The clinical trial data available so far, covering just a year's follow-up, was of too short a duration.

The announcement sparked howls of protest from breast cancer groups, which demanded the health budget be boosted.

"We are appalled ... ," said Breast Cancer Advocacy Coalition chairwoman Libby Burgess.

"How can Pharmac decide that New Zealand women's lives are worth less than those of women in Australia, the UK and other countries.

"The shameful spectacle of women forced to beg on national television for the drugs they need to save their own lives, or to make desperate choices between their best chance at life and their children's education, says it all about the state of healthcare in New Zealand."

Some 20 to 25 women are paying for Herceptin themselves, at a cost of more than $100,000 on average. Some have organised fundraising events to generate the cash, others have extended their home mortgages.

Herceptin is one of a new breed of tightly targeted drugs, aimed only at cancer cells, but it is far more expensive than its predecessors.
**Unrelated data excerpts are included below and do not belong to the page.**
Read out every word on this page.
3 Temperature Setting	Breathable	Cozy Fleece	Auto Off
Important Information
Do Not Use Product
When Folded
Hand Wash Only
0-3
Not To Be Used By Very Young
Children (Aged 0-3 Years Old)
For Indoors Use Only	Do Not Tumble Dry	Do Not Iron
More than 2500 New Zealand women each year are diagnosed with breast cancer, which claims 600 lives annually. Herceptin is used in HER2-protein-positive disease, which accounts for an estimated 400 of the new cases annually. It is a particularly aggressive disease that progresses rapidly and responds poorly to some chemotherapy.

The drug is already funded for women with terminal HER2 breast cancer but not in the early stages of the disease.

It is state-funded in many parts of Europe and Canada, and Government health agencies in Britain and Australia have supported extended funding.

In Australia this is still subject to price talks with the manufacturer, Roche, and Cabinet approval. In Britain, the decision has been appealed by a funding authority.

Opponents of yesterday's decision, including surgeon Dr Belinda Scott, said it showed New Zealand was lagging behind other Western nations. Pharmac rejected this.

"New Zealand, Australia and the UK are at the same stage, in that none currently fund Herceptin," said Pharmac spokeswoman Dilky Rasiah.

The current data from clinical trials was insufficient to justify extending funding for Herceptin, which could cost health boards $20 million to $25 million a year for up to 320 patients.

Public hospitals currently spent $35 million to $40 million on cancer drugs.

"The available data is short term and does not show the long-term benefit of Herceptin, particularly on life expectancy."

A Pharmac advisory committee will examine the two-year follow-up data on the drug next month.


Herceptin's effectiveness

An ongoing European study compared Herceptin and non-Herceptin patients two years later (all had previously had standard cancer treatment).

* The Herceptin patients had a 32 per cent lower risk of dying than the others - the "relative risk".

* Put another way, 7.6 per cent of the Herceptin patients and 11 per cent of the others had died - the "absolute risks".

* The relative risk of breast cancer recurrence was 36 per cent less for the Herceptin group than the others.

* Much of the public debate on Herceptin has focused on the relative risk figures, which can seem more dramatic.


Angry women vow to fight on

Amanda Rudd was diagnosed with HER2-positive breast cancer last month. She has had surgery, started chemotherapy, will have radiation therapy and intends to pay for Herceptin herself.

A senior manager, aged 40, she can afford to - after cashing in a retirement fund and remortgaging her Wellington home. But she is angry. "I feel ripped of by this Government ..."

She wonders how long a follow-up data will satisfy Pharmac.

"Are they going to wait till 10 years. I would have thought three years [including treatment] is pretty good. It's been good enough for other countries."

Auckland patient Anne Hayden, who began the 18,000-signature petition to Parliament asking that funding be extended, said women who like her were paying for Herceptin, and others who could not afford to, were aghast and angry at yesterday's decision.

"But they are absolutely resolved to try and fight this."